Dr. Patterson-Kane said that instead of focusing on the breed, effective dog bite prevention measures fall into three areas:
- How people raise and care for their dogs
- How people manage situations when their dogs are in contact with other people
- How communities respond to people who are raising or keeping their dogs in a dangerous or harmful manner
Things such as proper socialization and training, securely fenced yards, and strongly enforced animal control regulations will do much more to prevent dog bites then outlawing certain types of dogs based on their physical appearance, Dr. Patterson-Kane says.
One of the problems of many current breed bans, Dr. Patterson-Kane says, is that they target pit bulls, which aren’t actually a breed but a “type” descended from bull and terrier breeds. Media reports describing a pit bull attack may in fact be describing a dog that was never considered to be a pit bull, or was known for certain to be another breed, such as a Labrador.
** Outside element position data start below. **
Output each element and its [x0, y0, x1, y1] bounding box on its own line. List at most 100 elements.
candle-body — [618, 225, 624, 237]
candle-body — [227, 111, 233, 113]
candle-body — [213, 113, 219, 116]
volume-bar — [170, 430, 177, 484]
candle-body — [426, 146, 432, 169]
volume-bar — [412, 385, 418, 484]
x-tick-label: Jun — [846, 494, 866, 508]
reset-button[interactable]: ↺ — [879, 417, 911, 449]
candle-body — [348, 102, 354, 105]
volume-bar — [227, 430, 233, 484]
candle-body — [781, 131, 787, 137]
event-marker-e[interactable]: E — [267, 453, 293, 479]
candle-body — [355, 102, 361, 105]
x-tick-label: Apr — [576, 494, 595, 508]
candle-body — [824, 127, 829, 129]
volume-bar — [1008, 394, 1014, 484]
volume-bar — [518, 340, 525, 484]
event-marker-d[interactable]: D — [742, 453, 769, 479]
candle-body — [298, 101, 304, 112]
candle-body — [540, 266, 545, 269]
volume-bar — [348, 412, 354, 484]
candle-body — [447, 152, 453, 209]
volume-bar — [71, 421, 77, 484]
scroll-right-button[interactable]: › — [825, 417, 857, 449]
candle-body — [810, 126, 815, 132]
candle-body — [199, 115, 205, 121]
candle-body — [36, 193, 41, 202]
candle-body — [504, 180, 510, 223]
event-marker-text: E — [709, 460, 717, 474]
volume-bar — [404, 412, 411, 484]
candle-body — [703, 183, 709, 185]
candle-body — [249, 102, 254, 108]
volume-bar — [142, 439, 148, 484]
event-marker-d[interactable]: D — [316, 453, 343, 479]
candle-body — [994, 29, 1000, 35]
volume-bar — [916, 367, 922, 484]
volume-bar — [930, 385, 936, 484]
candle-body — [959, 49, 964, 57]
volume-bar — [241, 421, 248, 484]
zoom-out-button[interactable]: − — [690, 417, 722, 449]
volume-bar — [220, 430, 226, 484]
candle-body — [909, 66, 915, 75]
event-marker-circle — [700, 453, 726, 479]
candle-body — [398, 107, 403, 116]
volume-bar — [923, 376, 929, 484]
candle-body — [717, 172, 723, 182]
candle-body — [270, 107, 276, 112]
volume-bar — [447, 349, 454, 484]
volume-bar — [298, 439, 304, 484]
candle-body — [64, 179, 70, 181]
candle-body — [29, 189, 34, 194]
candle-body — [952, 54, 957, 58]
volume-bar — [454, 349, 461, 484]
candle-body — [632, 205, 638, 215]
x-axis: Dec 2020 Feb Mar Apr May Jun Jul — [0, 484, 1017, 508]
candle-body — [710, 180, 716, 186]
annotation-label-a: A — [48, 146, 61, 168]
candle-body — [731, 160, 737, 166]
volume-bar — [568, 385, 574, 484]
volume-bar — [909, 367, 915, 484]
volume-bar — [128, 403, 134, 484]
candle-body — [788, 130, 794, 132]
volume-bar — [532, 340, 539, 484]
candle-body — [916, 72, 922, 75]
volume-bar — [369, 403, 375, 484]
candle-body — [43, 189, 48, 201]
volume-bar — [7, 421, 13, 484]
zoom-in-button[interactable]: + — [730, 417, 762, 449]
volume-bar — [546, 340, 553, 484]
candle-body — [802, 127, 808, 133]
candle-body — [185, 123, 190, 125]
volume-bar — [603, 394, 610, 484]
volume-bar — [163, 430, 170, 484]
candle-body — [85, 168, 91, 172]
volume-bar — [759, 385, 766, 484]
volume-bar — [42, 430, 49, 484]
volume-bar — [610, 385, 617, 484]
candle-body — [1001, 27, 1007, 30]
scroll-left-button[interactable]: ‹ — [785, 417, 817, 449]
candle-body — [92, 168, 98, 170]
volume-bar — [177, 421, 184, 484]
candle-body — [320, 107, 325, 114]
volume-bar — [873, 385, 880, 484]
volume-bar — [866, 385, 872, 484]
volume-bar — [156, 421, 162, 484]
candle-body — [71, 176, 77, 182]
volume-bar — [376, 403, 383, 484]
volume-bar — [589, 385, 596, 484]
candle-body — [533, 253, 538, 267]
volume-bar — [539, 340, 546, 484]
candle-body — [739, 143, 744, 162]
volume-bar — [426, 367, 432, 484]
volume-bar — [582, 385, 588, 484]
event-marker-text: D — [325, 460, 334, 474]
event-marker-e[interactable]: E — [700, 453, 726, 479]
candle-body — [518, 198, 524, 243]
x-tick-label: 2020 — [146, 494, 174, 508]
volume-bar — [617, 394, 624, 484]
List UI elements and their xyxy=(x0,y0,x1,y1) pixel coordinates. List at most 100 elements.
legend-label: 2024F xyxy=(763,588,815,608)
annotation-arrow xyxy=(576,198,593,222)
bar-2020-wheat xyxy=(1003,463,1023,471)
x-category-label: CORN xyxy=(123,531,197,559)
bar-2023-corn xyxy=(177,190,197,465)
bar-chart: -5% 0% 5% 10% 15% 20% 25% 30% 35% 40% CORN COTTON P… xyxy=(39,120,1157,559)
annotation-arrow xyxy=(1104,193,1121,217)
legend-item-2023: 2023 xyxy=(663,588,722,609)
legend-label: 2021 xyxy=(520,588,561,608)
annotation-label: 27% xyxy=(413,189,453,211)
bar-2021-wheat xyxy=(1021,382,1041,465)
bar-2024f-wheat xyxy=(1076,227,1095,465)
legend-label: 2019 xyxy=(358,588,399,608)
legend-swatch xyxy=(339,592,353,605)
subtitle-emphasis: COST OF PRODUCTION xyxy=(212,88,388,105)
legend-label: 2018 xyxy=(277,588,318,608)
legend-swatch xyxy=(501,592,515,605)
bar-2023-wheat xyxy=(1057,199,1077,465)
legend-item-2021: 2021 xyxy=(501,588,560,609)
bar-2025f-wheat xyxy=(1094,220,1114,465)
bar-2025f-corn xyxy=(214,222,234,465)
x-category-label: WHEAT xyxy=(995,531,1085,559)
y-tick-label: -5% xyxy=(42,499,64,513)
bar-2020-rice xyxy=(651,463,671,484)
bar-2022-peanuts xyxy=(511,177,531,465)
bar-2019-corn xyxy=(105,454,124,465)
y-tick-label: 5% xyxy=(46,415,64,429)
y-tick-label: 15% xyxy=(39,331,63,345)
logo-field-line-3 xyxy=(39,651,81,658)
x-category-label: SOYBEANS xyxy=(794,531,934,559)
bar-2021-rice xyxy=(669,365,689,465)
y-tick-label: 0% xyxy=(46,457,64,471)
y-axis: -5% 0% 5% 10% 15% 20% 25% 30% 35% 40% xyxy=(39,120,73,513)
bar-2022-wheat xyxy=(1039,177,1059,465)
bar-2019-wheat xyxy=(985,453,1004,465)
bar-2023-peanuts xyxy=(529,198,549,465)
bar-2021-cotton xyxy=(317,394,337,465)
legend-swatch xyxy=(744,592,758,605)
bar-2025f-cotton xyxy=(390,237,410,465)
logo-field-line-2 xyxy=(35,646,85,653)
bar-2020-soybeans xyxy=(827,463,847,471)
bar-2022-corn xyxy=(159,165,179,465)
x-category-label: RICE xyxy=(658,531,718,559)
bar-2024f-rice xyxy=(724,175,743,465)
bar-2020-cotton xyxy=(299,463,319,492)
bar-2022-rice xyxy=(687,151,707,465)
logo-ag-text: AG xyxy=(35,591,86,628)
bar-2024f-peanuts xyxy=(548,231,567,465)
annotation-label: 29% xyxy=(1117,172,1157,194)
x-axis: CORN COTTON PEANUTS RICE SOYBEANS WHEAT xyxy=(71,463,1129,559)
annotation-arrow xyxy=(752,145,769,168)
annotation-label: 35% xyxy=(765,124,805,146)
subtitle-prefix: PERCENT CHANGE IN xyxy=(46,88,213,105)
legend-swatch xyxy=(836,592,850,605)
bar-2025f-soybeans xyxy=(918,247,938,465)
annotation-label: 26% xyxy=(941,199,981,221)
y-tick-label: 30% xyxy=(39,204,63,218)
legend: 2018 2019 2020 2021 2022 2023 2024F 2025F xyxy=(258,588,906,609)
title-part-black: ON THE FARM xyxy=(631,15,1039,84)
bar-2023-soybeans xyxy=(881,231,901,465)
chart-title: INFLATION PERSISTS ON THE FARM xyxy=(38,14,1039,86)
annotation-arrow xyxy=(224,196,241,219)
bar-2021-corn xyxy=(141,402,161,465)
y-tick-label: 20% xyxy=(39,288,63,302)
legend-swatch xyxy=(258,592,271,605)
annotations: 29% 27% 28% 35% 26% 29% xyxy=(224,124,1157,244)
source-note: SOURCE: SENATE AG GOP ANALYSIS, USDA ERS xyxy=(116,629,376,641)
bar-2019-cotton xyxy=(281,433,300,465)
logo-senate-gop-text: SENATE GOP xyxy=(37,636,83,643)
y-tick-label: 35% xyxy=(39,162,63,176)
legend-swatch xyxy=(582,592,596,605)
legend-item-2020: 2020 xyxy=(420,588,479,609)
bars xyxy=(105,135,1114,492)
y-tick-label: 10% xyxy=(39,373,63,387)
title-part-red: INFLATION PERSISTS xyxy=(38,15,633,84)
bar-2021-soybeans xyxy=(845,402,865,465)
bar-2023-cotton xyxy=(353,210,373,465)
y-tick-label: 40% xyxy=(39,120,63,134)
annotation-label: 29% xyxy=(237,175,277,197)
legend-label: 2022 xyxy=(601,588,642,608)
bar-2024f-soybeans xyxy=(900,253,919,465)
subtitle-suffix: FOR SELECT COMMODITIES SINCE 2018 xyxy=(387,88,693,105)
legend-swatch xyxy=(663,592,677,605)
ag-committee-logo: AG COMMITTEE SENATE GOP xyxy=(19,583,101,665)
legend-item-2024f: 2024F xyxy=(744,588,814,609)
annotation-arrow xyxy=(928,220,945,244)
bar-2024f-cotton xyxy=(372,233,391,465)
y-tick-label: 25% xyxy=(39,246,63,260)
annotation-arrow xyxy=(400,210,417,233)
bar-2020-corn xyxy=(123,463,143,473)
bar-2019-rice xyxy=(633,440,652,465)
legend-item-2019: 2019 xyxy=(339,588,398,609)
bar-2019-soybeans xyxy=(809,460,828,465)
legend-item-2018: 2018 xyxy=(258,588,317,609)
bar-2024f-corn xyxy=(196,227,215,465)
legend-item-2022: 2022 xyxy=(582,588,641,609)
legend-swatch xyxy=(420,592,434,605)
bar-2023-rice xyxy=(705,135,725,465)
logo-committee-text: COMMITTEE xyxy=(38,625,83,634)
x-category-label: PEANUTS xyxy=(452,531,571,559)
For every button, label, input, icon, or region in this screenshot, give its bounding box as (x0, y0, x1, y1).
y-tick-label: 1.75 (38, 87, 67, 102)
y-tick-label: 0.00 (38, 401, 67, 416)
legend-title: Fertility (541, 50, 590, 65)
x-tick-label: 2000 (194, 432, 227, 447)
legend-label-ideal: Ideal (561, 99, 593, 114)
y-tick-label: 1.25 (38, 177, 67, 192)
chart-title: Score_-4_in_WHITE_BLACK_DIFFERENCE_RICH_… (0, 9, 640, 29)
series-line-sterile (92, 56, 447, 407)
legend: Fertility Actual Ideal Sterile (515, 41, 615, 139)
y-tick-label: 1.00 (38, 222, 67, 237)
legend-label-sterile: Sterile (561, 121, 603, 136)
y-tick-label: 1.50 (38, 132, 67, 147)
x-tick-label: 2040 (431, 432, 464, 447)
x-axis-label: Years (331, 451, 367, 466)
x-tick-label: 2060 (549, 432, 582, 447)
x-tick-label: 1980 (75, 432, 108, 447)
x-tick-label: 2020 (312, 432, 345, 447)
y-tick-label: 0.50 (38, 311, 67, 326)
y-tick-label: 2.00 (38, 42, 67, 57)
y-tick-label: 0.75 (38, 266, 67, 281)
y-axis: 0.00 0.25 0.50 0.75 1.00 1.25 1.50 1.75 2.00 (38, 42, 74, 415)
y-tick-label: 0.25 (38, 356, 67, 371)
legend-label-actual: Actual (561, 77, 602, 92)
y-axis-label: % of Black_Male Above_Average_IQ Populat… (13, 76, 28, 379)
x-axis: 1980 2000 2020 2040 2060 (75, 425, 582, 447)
“A pit bull is in the eye of the beholder,” Dr. Patterson-Kane says. “So if an apartment passes some regulation saying people in this apartment aren’t allowed to have pit bulls, the guy with the Labrador-boxer cross is going to be surprised to find that all his neighbors think he’s breaking that rule.”
Dr. Patterson-Kane says that instead of simply cracking down on negative behavior, communities should focus on fostering environments where people and their dogs can have positive experiences together, and where dogs are less likely to end up in situations where they feel threatened and don’t know how to cope.
“I think the focus should be that any dog can be dangerous,” Dr. Patterson-Kane says. “But with the right veterinary care, with the right community education, and with the right enforcement of responsible behavior, we can make sure that dogs aren’t just potential biters harbored in our homes, but they’re actually animal members of our community.”